Ingredients
Method
- Preheat the Oven: Set your oven to 375°F (190°C).
- Prepare the Vegetables: If using fresh or frozen vegetables, sauté them in a skillet until tender.
- Combine Filling Ingredients: In a large bowl, mix the cooked chicken, vegetables, cream of chicken soup, milk, chicken broth, salt, pepper, garlic powder, onion powder, and thyme. Stir until everything is evenly combined.
- Adjust Filling Consistency: If the filling seems too thick, add a splash of chicken broth. If it’s too runny, add a tablespoon of flour or cornstarch to thicken.
- Prepare the Dish: Grease a 9x13-inch baking dish or a large pie dish to prevent sticking.
- Pour the Filling: Spread the chicken and vegetable mixture evenly across the bottom of the dish.
- Add the Biscuit Topping: Place the Pillsbury biscuits on top of the filling, leaving a small gap between biscuits to allow them to expand during baking.
- Optional Topping Step: Brush the tops of the biscuits with melted butter or an egg wash for a golden, shiny finish.
- Bake the Pot Pie: Place the dish in the preheated oven and bake for 25-30 minutes, or until the biscuits are golden brown and cooked through.
- Check for Doneness: Ensure the biscuits are fully baked by cutting into the center of one. If they appear doughy, continue baking for 5 more minutes.
Notes
Allow the pot pie to cool for 5-10 minutes before serving to let the filling set.
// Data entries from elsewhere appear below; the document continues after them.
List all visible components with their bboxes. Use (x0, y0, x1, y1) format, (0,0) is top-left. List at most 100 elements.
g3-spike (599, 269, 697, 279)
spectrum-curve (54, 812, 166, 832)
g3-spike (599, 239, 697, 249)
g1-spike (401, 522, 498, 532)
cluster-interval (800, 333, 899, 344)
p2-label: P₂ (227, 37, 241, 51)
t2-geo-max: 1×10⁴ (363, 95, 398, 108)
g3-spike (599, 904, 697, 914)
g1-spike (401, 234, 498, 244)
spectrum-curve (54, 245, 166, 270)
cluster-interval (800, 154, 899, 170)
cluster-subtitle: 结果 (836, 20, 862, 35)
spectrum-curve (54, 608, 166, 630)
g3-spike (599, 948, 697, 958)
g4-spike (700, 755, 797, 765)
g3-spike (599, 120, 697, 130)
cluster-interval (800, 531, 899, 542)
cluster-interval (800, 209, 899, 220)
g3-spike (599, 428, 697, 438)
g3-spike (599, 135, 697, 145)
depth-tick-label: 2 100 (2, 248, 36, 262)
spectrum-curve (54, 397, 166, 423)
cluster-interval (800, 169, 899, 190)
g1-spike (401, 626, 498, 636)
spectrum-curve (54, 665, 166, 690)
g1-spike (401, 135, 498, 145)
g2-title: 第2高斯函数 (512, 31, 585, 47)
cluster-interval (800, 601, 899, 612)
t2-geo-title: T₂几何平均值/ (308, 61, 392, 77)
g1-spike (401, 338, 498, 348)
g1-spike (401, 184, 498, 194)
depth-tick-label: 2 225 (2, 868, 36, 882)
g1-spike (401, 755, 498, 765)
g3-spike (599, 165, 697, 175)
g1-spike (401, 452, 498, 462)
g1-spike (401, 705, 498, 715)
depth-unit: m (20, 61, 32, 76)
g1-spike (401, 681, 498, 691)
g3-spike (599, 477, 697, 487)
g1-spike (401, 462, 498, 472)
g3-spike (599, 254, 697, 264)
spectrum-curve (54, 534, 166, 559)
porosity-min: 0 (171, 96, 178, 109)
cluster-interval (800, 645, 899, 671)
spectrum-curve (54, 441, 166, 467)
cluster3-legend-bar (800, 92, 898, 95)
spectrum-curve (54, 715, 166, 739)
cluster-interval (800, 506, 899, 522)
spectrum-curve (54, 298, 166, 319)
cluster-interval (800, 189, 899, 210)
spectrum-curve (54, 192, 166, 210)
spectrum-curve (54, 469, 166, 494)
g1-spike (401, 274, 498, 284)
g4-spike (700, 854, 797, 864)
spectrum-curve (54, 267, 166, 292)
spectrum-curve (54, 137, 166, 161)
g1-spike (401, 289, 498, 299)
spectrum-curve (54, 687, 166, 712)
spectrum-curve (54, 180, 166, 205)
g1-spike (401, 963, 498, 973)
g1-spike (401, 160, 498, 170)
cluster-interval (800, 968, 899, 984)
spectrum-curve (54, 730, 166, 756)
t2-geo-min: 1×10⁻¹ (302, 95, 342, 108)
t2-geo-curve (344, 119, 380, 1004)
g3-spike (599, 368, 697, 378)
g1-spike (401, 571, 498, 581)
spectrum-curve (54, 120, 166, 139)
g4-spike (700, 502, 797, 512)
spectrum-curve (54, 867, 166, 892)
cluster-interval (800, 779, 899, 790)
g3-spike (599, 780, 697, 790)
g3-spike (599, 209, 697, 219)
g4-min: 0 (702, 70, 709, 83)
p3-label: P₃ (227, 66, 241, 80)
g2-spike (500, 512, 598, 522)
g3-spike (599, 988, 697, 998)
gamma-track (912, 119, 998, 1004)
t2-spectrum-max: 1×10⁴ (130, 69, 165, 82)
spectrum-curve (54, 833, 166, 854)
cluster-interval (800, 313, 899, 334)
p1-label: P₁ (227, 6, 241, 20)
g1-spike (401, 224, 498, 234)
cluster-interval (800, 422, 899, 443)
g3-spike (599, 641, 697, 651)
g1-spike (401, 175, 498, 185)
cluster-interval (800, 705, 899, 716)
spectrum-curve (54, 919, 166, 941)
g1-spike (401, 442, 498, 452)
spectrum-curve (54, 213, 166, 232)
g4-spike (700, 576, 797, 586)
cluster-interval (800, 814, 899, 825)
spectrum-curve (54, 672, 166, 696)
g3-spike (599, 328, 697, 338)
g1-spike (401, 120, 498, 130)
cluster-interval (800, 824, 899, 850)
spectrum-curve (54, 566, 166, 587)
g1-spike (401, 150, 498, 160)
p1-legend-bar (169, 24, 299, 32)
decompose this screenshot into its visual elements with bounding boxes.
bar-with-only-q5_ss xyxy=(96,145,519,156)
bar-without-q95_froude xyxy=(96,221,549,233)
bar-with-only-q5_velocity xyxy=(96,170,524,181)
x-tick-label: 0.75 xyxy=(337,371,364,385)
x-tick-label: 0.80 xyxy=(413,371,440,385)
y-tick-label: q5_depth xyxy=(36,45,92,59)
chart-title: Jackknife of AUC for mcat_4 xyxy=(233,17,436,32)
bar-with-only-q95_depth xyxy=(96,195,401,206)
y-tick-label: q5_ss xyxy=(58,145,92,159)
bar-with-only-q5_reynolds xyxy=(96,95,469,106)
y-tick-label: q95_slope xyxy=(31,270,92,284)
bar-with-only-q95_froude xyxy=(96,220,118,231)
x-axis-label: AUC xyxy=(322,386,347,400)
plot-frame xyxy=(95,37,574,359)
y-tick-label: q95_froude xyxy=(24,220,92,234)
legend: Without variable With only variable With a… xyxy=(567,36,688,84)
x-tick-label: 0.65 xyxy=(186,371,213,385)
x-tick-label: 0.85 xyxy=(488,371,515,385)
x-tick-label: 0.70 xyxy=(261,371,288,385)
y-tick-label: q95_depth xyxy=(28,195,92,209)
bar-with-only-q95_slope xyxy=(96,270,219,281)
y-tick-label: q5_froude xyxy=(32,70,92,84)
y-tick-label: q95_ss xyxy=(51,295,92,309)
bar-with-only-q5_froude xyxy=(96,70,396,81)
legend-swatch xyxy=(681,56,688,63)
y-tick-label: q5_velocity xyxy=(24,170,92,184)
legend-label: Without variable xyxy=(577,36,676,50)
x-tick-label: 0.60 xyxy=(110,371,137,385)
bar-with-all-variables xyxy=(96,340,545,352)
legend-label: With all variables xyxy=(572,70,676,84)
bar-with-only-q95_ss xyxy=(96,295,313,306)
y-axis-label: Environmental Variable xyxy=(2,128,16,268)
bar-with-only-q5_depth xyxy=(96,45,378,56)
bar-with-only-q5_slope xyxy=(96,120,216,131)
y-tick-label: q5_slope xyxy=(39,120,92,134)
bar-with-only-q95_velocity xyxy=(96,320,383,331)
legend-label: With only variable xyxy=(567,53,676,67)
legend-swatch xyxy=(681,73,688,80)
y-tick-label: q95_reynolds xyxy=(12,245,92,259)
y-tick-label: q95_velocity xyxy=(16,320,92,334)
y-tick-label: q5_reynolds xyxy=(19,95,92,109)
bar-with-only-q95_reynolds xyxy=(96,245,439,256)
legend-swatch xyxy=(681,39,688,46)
Serve with a fresh salad, steamed vegetables, or a warm soup for a complete meal.
To prevent undercooked biscuits: Flatten biscuits slightly before baking, or if the filling is bubbling but biscuits are doughy, cover with foil and bake for an additional 5-10 minutes.
To prevent soggy biscuits: Thicken the filling using a roux, cornstarch, or flour; or bake the filling for 10 minutes before adding the biscuits to allow it to firm up.
Frozen Pillsbury biscuits can be used, but allow them to thaw partially (10-15 minutes at room temperature) and adjust baking time as needed.
To reheat: Preheat oven to 350°F (175°C), cover with foil, and bake for 20-25 minutes. Avoid microwaving biscuits as it can make them rubbery and soggy.
To make ahead: Prepare the filling and refrigerate in the baking dish, then add biscuits just before baking. The assembled dish (without biscuits) can be frozen for up to 2 months; thaw overnight in the refrigerator before baking with fresh biscuits.
Substitutes for Pillsbury biscuits include homemade biscuits, flattened canned crescent rolls, or frozen puff pastry sheets (monitor closely as puff pastry bakes faster).